In the example, the squash forehand drive is 1) broken down in to five phases; 2) key elements are identified for each of the five phases; 3) biomechanical principles associated with the key elements are identified.
Theoretically, each coach should complete this exercise for each stroke that they teach, so that their analysis and corrections have a solid scientific foundation.
Here is a great video of a coach (tennis) using biomechanical principles to analyze a forehand drive (tennis) – totally applicable to squash! The coach discusses three sources of power for the forehand drive, including open and closed stance in the discussion (just as we do in squash).

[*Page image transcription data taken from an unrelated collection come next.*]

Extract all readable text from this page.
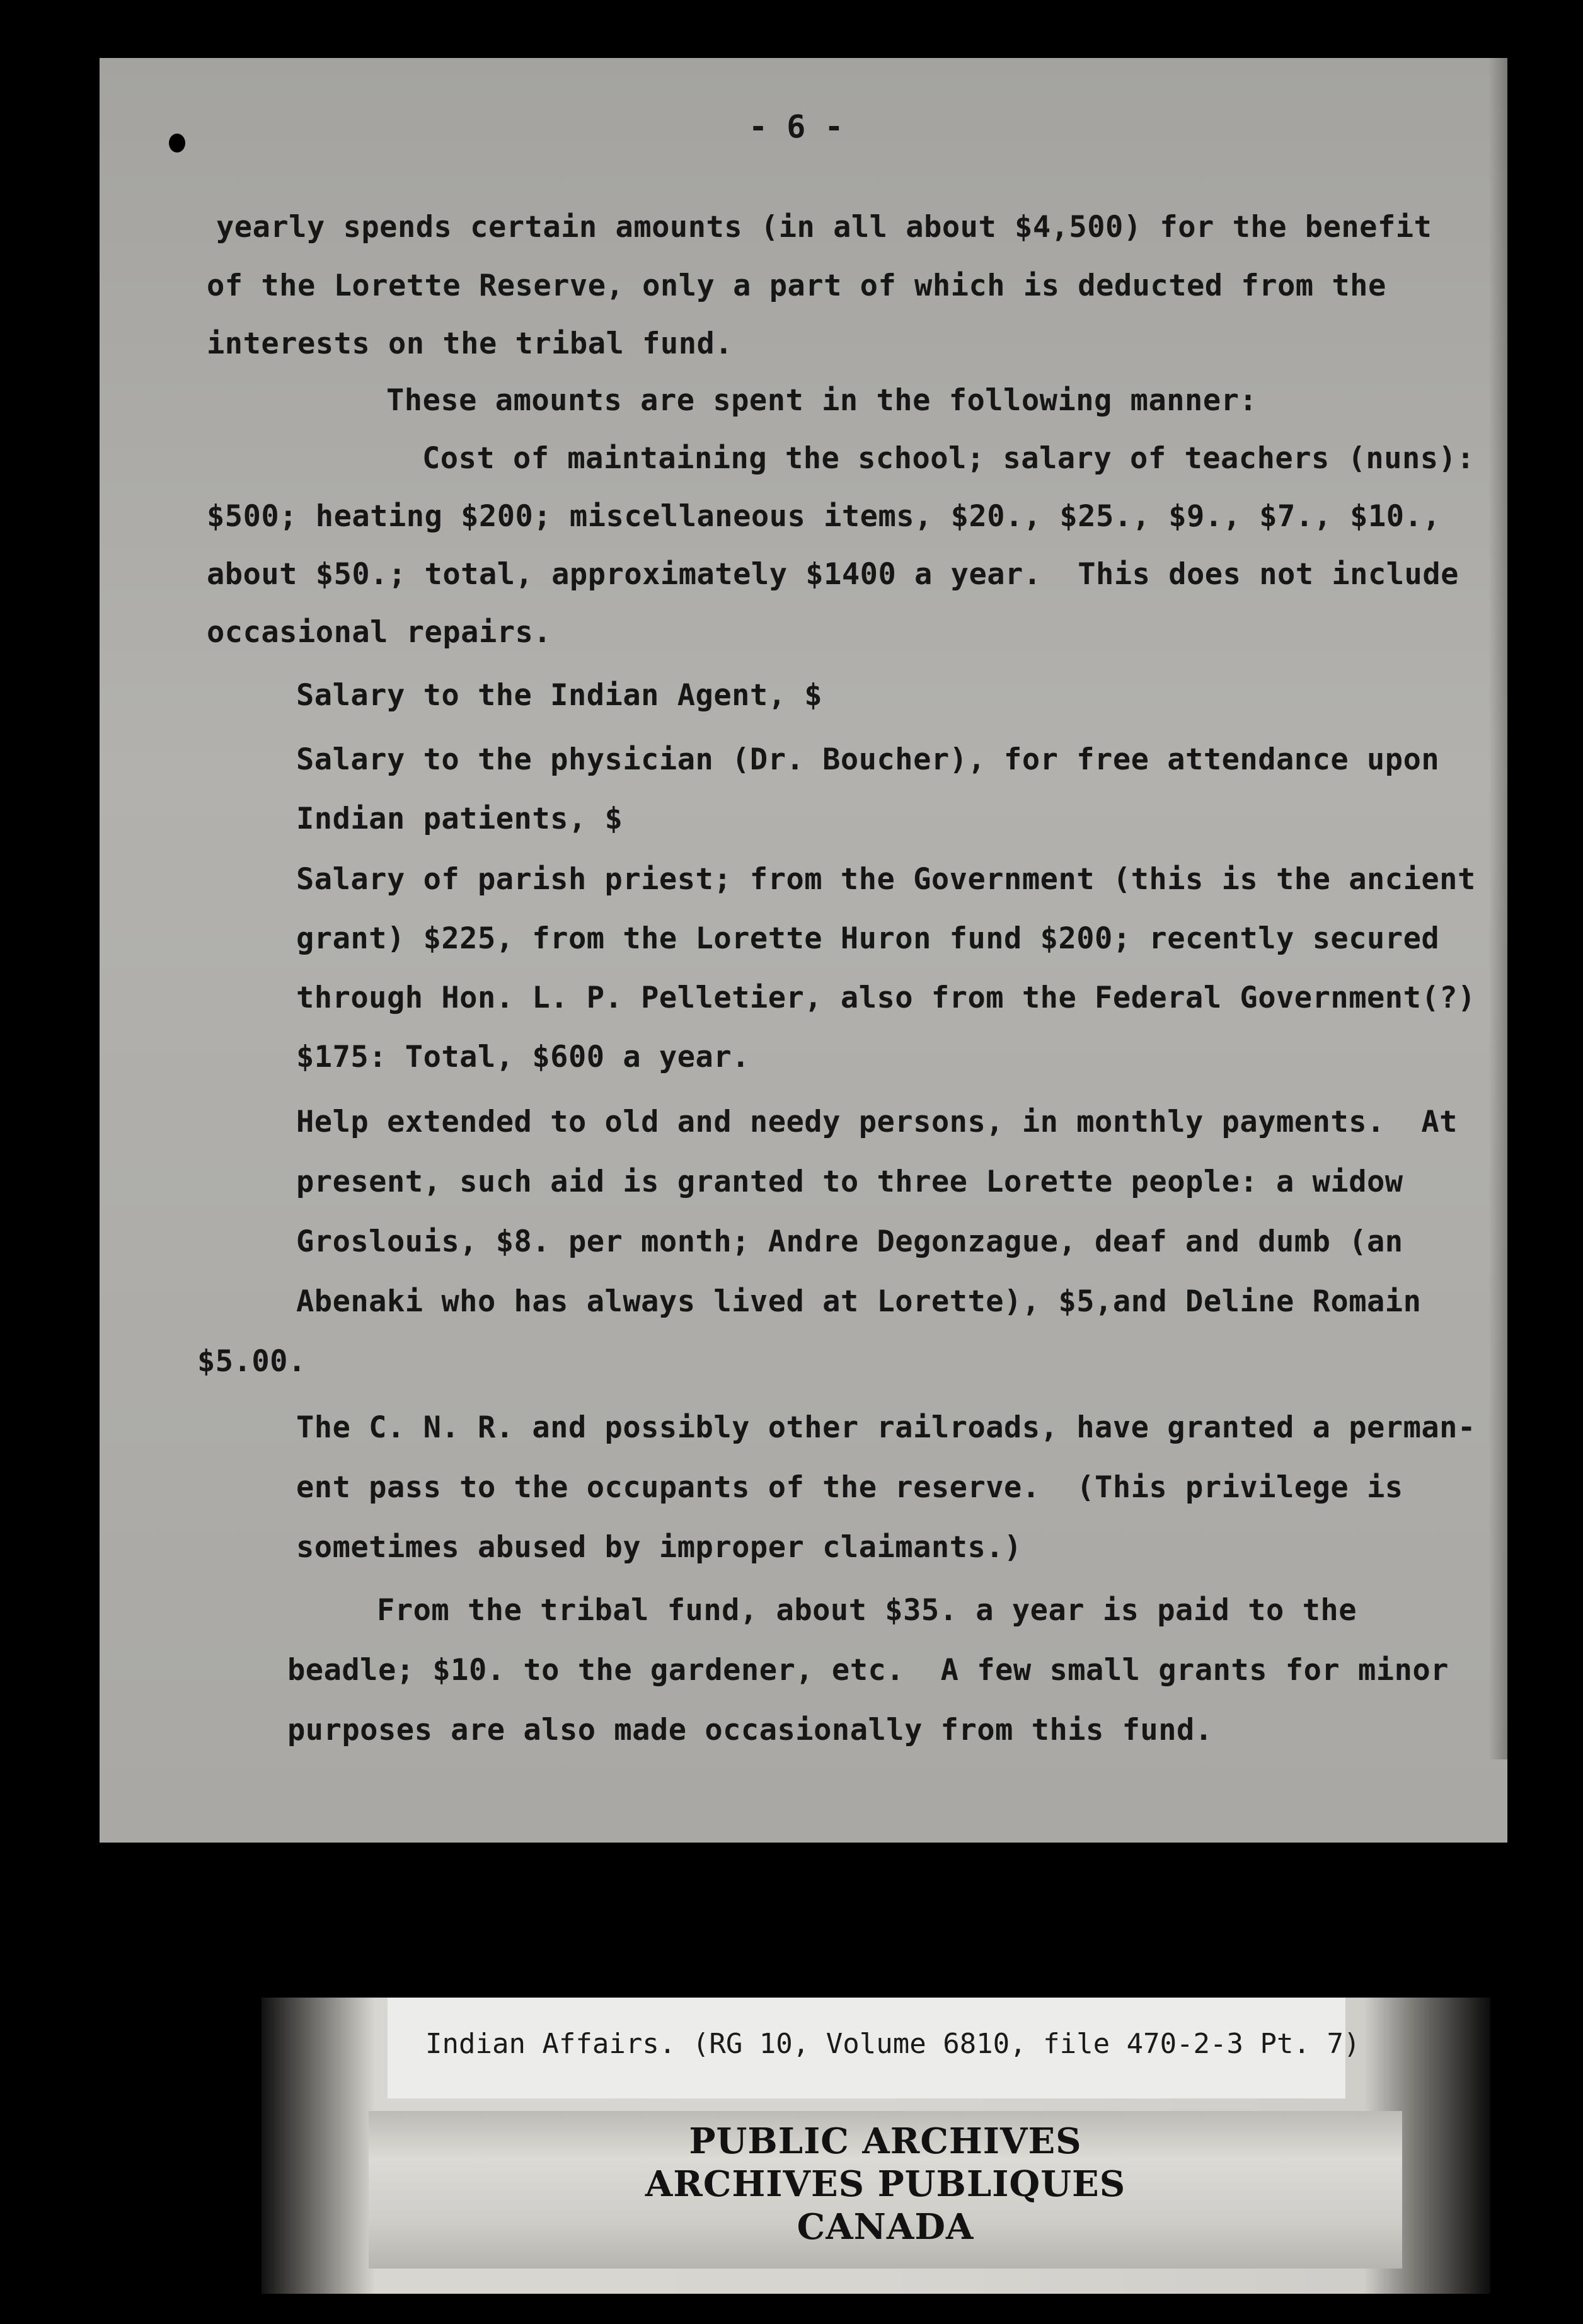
- 6 -
yearly spends certain amounts (in all about $4,500) for the benefit
of the Lorette Reserve, only a part of which is deducted from the
interests on the tribal fund.
These amounts are spent in the following manner:
Cost of maintaining the school; salary of teachers (nuns):
$500; heating $200; miscellaneous items, $20., $25., $9., $7., $10.,
about $50.; total, approximately $1400 a year.  This does not include
occasional repairs.
Salary to the Indian Agent, $
Salary to the physician (Dr. Boucher), for free attendance upon
Indian patients, $
Salary of parish priest; from the Government (this is the ancient
grant) $225, from the Lorette Huron fund $200; recently secured
through Hon. L. P. Pelletier, also from the Federal Government(?)
$175: Total, $600 a year.
Help extended to old and needy persons, in monthly payments.  At
present, such aid is granted to three Lorette people: a widow
Groslouis, $8. per month; Andre Degonzague, deaf and dumb (an
Abenaki who has always lived at Lorette), $5,and Deline Romain
$5.00.
The C. N. R. and possibly other railroads, have granted a perman-
ent pass to the occupants of the reserve.  (This privilege is
sometimes abused by improper claimants.)
From the tribal fund, about $35. a year is paid to the
beadle; $10. to the gardener, etc.  A few small grants for minor
purposes are also made occasionally from this fund.
Indian Affairs. (RG 10, Volume 6810, file 470-2-3 Pt. 7)
PUBLIC ARCHIVES
ARCHIVES PUBLIQUES
CANADA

Two of the three are less relevant sources of power for the squash drive, although they do make a contribution – can you guess which is the most important for squash? (Hint: a) we do not stand up after hitting the squash ball, we stay low, push back and recover; b) our light racquet and ball contribute less to linear momentum (i.e., weight moving forward), and in squash we usually do not have sufficient time to move our weight completely forward through a shot as they do in tennis (as we would never get back to the “T” in time).